もうチョットで日曜画家 (元海上自衛官の独白)

技量上がらぬ故の腹いせにせず。更にヘイトに堕せずをモットーに。

自衛力最低限の程度と効果

2022年10月08日 | 防衛

 産経新聞で、岡田克也立民幹事長のインタビューを呼んだ。

 従前の立民の主張と特段に変わった点は無く、ウクライナ事変も立民の姿勢・主張には些かの変化も与えていないように思える。
 本日は、岡田氏も繰り返しておられる立民の主張「安保関連法の違憲部分の削除」に関して思うことを書いてみたい。
 立民の云う「違憲部分」とは、いったい何を指しているのだろうか。一般的には集団的自衛権に関する部分とされているが、自分は安保関連法の底流・骨幹は「日本がG7の一員として相応の責任を果たすために集団的自衛権体制に移行せざるを得ない」とするものであると考えているので、それらの削除・変更は安保関連法そのものを否定する主張であると思う。
 安倍政権以前に金科玉条とされていたのは専守防衛で、その意味するところは、武力の整備・保持は必要最低限、武力侵攻に対する武力行使・反撃も必要最低限であったと思う。しかしながら、定性的な必要最低限と云う概念も曖昧・千差万別で、千差万別の理念を定量的化する段階に至ると百論が噴出して、百論の妥協点(日本国民の好む”落としどころ”)の結果として整備された装備は、当然のことながら総花式に「少数ずつ整備」に陥って中途半端なものになってしまったと思っている。
 現在、尖閣水域に対する中国の武力侵攻が突発的に行われた場合における先島島嶼からの民間人の避退・輸送が話題となっている。当然のことながら、自衛隊が保有する輸送艦と輸送機では限りがあるとともに、それらは兵員・軍需品の輸送が優先されることもあって全島民の本土退避は不可能である。また、民間の船舶・航空機は運航者の安全確保が絶望的であることから、任務に応じる企業・人員はそう多くないと思っている。
 島嶼に取り残された人員の被害が明らかとなった場合の矛先はどこに向けられるだろうか。災害派遣で最小限の装備しか与えていない筈の自衛隊員に不眠・不休の最大限の活動を要求することから考えれば、必要最低限の装備しか与えなかった国民が自責と負うことなく、全て自衛隊の責任とするのは目に見えるように思う。

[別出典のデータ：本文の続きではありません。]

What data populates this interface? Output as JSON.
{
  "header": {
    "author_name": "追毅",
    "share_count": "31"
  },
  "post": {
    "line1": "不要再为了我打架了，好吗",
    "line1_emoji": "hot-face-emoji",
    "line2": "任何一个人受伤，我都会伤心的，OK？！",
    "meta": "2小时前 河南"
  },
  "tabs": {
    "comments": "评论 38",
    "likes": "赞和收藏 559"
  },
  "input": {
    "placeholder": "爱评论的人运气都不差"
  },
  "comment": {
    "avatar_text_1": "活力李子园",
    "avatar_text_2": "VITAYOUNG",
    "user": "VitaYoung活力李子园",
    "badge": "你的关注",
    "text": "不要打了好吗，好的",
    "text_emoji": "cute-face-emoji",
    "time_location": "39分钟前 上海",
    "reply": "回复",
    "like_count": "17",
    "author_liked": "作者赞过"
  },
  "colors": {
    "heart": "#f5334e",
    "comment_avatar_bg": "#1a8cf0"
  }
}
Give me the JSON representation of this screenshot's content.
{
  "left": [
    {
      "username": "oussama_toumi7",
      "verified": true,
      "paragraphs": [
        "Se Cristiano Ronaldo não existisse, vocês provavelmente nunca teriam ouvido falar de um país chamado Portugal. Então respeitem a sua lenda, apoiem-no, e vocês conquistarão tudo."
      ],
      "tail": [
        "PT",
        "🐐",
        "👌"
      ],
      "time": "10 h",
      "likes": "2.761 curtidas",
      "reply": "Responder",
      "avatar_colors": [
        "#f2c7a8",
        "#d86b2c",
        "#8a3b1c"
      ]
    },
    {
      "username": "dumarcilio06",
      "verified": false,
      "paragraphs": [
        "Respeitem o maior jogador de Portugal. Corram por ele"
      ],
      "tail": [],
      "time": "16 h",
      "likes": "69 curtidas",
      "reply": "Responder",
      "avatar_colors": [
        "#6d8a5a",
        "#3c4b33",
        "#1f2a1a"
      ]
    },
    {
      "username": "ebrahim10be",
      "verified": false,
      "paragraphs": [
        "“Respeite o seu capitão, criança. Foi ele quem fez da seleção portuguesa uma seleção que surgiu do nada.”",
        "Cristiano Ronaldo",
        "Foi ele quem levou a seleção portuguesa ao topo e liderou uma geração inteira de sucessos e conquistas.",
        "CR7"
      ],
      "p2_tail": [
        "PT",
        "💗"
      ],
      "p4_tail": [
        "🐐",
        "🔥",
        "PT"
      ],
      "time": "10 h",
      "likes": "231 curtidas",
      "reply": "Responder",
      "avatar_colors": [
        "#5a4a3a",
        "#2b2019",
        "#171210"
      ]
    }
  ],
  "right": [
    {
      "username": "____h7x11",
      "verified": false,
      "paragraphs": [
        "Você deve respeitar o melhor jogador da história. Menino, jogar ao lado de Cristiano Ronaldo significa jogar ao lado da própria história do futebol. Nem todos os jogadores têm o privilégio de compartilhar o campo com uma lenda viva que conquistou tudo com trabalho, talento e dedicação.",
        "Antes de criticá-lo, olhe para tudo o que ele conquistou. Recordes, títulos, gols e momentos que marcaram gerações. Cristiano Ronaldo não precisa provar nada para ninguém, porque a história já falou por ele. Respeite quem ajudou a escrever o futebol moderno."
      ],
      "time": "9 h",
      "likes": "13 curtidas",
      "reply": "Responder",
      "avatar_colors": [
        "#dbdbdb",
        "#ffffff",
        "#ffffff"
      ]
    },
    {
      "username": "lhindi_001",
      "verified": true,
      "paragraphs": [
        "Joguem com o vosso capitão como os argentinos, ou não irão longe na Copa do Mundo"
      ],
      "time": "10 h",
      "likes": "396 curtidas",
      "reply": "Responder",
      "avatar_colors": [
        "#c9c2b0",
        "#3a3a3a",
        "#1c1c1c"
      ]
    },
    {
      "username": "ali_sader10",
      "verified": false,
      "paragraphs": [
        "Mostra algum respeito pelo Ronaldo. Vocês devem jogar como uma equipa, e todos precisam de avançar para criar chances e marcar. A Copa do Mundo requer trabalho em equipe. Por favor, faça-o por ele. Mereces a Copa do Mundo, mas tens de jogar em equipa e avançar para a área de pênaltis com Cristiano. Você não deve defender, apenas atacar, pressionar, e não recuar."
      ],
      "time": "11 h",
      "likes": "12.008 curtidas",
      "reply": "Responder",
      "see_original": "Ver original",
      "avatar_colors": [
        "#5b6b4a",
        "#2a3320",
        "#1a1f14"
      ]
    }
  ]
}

 国力から自衛隊が要求する全てに十分な装備を与えられないことは理解できるが、十分な装備を持たない軍では十分な成果が得られないことを国民は理解しなければならないと思う。不足した能力の代償が例え市民の犠牲であっても許容することを覚悟した専守防衛であれば致し方が無いと思うが、金も出さず・友邦との相互保障(支援)も不要とする立民の専守防衛論は、世界の勢力均衡が激変した現在では極めて危険であるように思える。
 第二次大戦時、フランスで孤立した40万の英軍を本土に撤収輸送したダンケルク戦(ダイナモ作戦)では、民間商船・漁船・ヨットまでも政府の要請に応じて危険を冒して協力したとされているが、先島島民撤退作戦が発動された場合にあって日本国民は如何様に行動するのだろうか。